Darsteller: Yoko Tani (Sumiko Ogimura), Michail N. Postnikow (Prof. Arsenjew), Günther Simon (Robert Brinkmann), Oldrich Lukes (Prof. Harringway Hawling), Ignacy Machowski (Sołtyk), Julius Ongewe (Talua), Kurt Rackelmann (Prof. Sikarna), Tang Hua-Ta (Dr. Tschen Yü), Eduard von Winterstein (Prof. Weimann) u. a.
Produktionsfirmen: DEFA/Film Polski
Laufzeit: 95 Minuten (US-Cut: 78 Minuten); Farbe
Premiere: 26. Februar 1960 (DDR); 7. März 1960 (Polen); 9. September 1960 (BRD, Titel: Raumschiff Venus antwortet nicht); 31. Oktober 1962 (USA, Titel: First Spaceship on Venus).
Im Jahre 1970 wird beim Bau von Bewässerungskanälen in der Wüste Gobi eine seltsame, kristallähnliche Magnetspule entdeckt. Die führenden Wissenschaftler der Welt untersuchen den Artefakt, auf dem eine Botschaft in einer fremden Sprache aufgezeichnet ist. Sie entschlüsseln Teile der Botschaft und stellen fest, dass die Magnetspule von der Venus stammt und im Zusammenhang mit der gewaltigen Explosion bei Tunguska in Sibirien im Juni 1908 steht – offenbar war damals über Sibirien ein venusisches Raumschiff abgestürzt und hatte kurz zuvor die Magnetspule abgeworfen.
Nachdem feststeht, dass auf der Venus eine raumfahrende Spezies leben muss, wird der Planet auf sämtlichen Frequenzen angefunkt, aber die Venus antwortet nicht. Daraufhin entschließt sich die Sowjetunion, ihr Raumschiff Kosmokrator I, das eigentlich für eine erste bemannte Mission zum Mars gebaut wurde, für eine internationale Mission zur Venus zur Verfügung zu stellen. Mit einer wissenschaftlich hochkarätigen Besatzung von sieben Männern und einer Frau startet der Kosmokrator zur Venus. Während des 31 Tage dauernden Fluges scheitern alle weiteren Versuche der Raumfahrer, Funkkontakt mit der Venus aufzunehmen. Dafür gelingt den Besatzungsmitgliedern Prof. Sikarna und Dr. Tchen Yü die Entschlüsselung der noch fehlenden Teile der Botschaft auf der Magnetspule. Die Erkenntnisse sind unbehaglich: Die Venusier hatten 1908 vorgehabt, die Erde für sich in Besitz zu nehmen; dafür hatte die Erde mit gebündelter radioaktiver Strahlung bombardiert werden sollen, um die Menschheit auszurotten. Die Besatzung entschließt sich, der Erde vorerst nichts davon mitzuteilen, um keine Panik zu entfachen, und die Reise fortzusetzen, um festzustellen, ob sich die Verhältnisse auf der Venus inzwischen geändert haben.
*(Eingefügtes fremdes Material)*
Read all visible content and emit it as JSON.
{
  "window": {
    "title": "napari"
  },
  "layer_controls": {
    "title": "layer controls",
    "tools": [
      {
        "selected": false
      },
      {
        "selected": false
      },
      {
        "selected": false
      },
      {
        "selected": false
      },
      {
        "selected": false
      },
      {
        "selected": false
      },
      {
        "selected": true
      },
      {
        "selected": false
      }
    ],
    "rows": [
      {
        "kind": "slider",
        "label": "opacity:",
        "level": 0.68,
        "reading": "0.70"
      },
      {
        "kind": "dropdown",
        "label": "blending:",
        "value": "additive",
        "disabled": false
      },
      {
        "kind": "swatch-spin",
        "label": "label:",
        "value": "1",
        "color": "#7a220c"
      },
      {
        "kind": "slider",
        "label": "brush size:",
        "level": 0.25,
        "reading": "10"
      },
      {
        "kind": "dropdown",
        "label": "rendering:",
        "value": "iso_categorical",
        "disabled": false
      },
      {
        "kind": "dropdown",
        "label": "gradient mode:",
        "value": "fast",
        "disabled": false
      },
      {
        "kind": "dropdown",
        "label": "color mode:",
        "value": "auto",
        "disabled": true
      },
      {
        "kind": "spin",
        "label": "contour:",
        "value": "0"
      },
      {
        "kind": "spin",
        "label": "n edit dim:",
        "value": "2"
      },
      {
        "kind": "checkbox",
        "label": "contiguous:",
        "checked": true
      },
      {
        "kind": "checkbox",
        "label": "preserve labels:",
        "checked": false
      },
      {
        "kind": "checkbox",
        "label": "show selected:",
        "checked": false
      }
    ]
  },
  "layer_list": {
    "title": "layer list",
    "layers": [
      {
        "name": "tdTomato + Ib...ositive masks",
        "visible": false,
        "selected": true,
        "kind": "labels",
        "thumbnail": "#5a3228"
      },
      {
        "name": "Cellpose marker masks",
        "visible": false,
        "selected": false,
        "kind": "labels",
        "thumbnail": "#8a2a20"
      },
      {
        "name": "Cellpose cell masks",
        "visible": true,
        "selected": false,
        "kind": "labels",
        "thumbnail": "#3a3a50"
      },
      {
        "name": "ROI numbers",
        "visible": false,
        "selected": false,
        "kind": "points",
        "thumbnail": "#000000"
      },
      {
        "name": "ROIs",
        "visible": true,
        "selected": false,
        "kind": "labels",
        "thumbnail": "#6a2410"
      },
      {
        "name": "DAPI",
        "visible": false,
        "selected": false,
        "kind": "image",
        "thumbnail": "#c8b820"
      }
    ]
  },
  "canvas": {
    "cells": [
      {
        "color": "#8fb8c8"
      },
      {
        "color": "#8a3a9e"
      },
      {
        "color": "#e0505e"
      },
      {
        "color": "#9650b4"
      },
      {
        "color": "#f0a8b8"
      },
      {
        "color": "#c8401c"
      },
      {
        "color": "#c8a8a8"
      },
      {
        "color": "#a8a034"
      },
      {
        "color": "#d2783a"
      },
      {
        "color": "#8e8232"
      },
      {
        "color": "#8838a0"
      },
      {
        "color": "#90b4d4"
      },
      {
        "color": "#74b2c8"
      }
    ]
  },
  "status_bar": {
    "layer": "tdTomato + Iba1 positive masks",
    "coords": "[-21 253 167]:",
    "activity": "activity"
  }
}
Als der Kosmokrator durch die dichten Wolken der Venus stößt und auf der Oberfläche landet, findet die Besatzung eine leblose, radioaktiv verseuchte Wüstenlandschaft vor. Der Boden ist von Glaskrusten bedeckt, und bizarre, an einen „gläsernen Wald“ erinnernde künstliche Strukturen ragen in den rötlich glühenden Himmel auf. In der Nähe entdecken die Raumfahrer eine verfallene Stadt, die nur noch aus zerschmolzenen Ruinen und Trümmern besteht. Offensichtlich haben sich die Venusier in einem großen Atomkrieg selbst ausgelöscht. Bei der Untersuchung einer Schaltzentrale im Zentrum der Stadt erkennen die Forscher, dass der „gläserne Wald“ eine gigantische Strahlenwaffe darstellt, die noch immer auf die Erde zielt – und dass sie selbst diese Waffe unwissentlich wieder aktiviert haben. Als die Energie im gläsernen Wald immer stärker ansteigt, gelingt es den Raumfahrern nur mit knapper Not und unter mehreren Opfern, den automatischen Abschuss der Strahlenwaffe abzuwenden. Als die Überlebenden der Mission mit dem Kosmokrator zur Erde zurückgekehrt sind, erklären sie der Weltpresse die Lektion, die aus dem Schicksal der Venus zu lernen ist: Die Menschheit hat alles daranzusetzen, ihre eigene kriegerische Vernichtung zu verhüten.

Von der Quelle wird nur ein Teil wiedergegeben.